Research and Evaluation overview

Our main goal was to compose two functional apps. An Android RTSP-Camera and an Android RTSP-Viewer. Only essential code should be extracted from other projects to provide a working skeleton for further development. Following chronological list of projects displays the most important milestones of our research, evaluation and composition of our own solution.

(0) RTSP Server / Client

  • Real Time Streaming Protocol, or RTSP, is an application-level protocol for control over the delivery of data with real-time properties (http://www.ietf.org/rfc/rfc2326.txt)
  • RTSPClientLib (http://code.google.com/p/rtsplib-java/)

(1) SipDroid (http://code.google.com/p/sipdroid/)

  • Video encoding done through Android Media API: “MediaRecorder” (3GPP / H263-1998)
  • H263-1998 packetizer for RTP
  • Video decoding done through Android Media API: “VideoView” started with a RTSP:// url

(2) SpyDroid (http://code.google.com/p/spydroid-ipcamera/)

  • Video encoding done through Android Media API: “MediaRecorder” (3GPP / H264)
  • H264 packetizer for RTP
  • RTP wrapped up with Flash Video (FLV)
  • Video decoding done through Flash Player

(3) IP-Webcam (https://play.google.com/store/apps/details?id=com.pas.webcam)

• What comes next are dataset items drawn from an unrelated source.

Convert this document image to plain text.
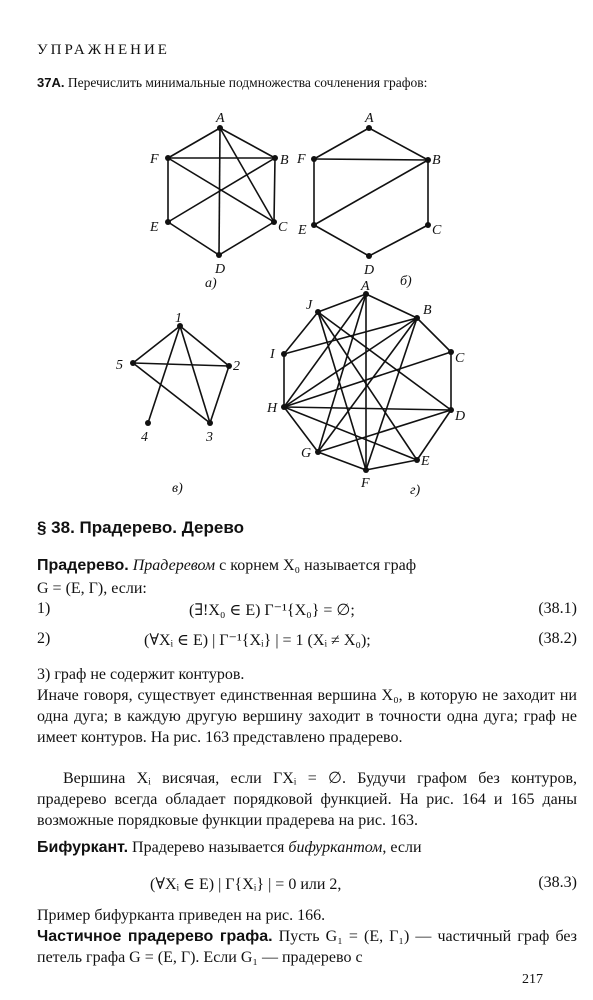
УПРАЖНЕНИЕ
37А. Перечислить минимальные подмножества сочленения графов:
A
B
C
D
E
F
а)
A
B
C
D
E
F
б)
1
2
3
4
5
в)
A
B
C
D
E
F
G
H
I
J
г)
§ 38. Прадерево. Дерево
Прадерево. Прадеревом с корнем X₀ называется граф
G = (E, Γ), если:
1)	(∃!X₀ ∈ E) Γ⁻¹{X₀} = ∅;	(38.1)
2)	(∀Xᵢ ∈ E) | Γ⁻¹{Xᵢ} | = 1 (Xᵢ ≠ X₀);	(38.2)
3) граф не содержит контуров.
Иначе говоря, существует единственная вершина X₀, в которую не заходит ни одна дуга; в каждую другую вершину заходит в точности одна дуга; граф не имеет контуров. На рис. 163 представлено прадерево.
Вершина Xᵢ висячая, если ΓXᵢ = ∅. Будучи графом без контуров, прадерево всегда обладает порядковой функцией. На рис. 164 и 165 даны возможные порядковые функции прадерева на рис. 163.
Бифуркант. Прадерево называется бифуркантом, если
(∀Xᵢ ∈ E) | Γ{Xᵢ} | = 0 или 2,	(38.3)
Пример бифурканта приведен на рис. 166.
Частичное прадерево графа. Пусть G₁ = (E, Γ₁) — частичный граф без петель графа G = (E, Γ). Если G₁ — прадерево с
217
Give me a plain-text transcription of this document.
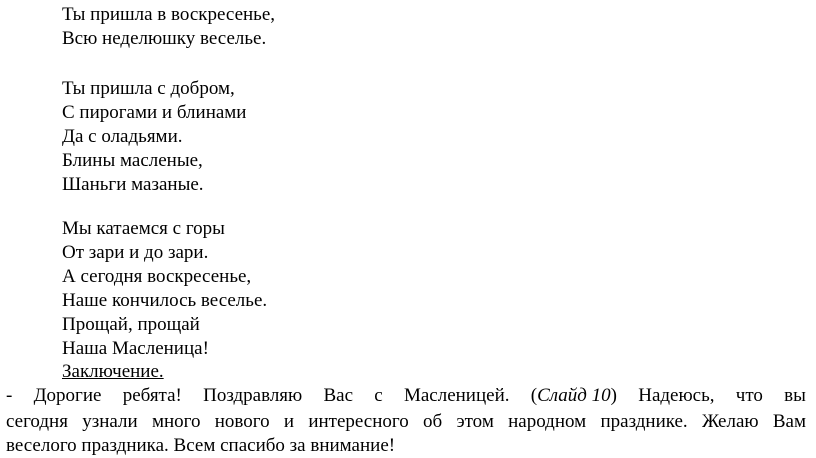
Ты пришла в воскресенье,
Всю неделюшку веселье.
Ты пришла с добром,
С пирогами и блинами
Да с оладьями.
Блины масленые,
Шаньги мазаные.
Мы катаемся с горы
От зари и до зари.
А сегодня воскресенье,
Наше кончилось веселье.
Прощай, прощай
Наша Масленица!
Заключение.
- Дорогие ребята! Поздравляю Вас с Масленицей. (Слайд 10) Надеюсь, что вы
сегодня узнали много нового и интересного об этом народном празднике. Желаю Вам
веселого праздника. Всем спасибо за внимание!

  • Closed source but main idea is to send a HTTP based “multipart/x-mixed-replace” stream sending full frame JPEG which can be captured with “onPreviewFrame()” from Android Camera
  • with help of some additional resources a HTTP server, sending the right protocol was a simple task (http://www.damonkohler.com/2010/10/mjpeg-streaming-protocol.html)

(4) IMSDroid (http://code.google.com/p/imsdroid/)

  • Native encoder and decoder provided by a native JNI sub project
  • An IMS (IP Multimedia Subsystem) proof-of-concept spin-off from Doubango project (http://www.doubango.org/)
  • Native packetizer for RTP
  • Native renderer to Android Media API “VideoSurface”

(5) android-rcs-ims-stack (http://code.google.com/p/android-rcs-ims-stack/)

  • Part of RCS-e initiative (http://en.wikipedia.org/wiki/Rich_Communication_Suite#RCS-e)
  • provided and maintained by French Telco “Orange Labs”
  • Native encoder and decoder provided by a native JNI sub project
  • Native renderer to Android Media API “VideoSurface”
  • JNI sub project is directly based on Android internal implementation (PacketVideo OpenCORE, Stagefright), which is hidden from Java APIs. Orange made a small JNI wrapper for their very own use-cases.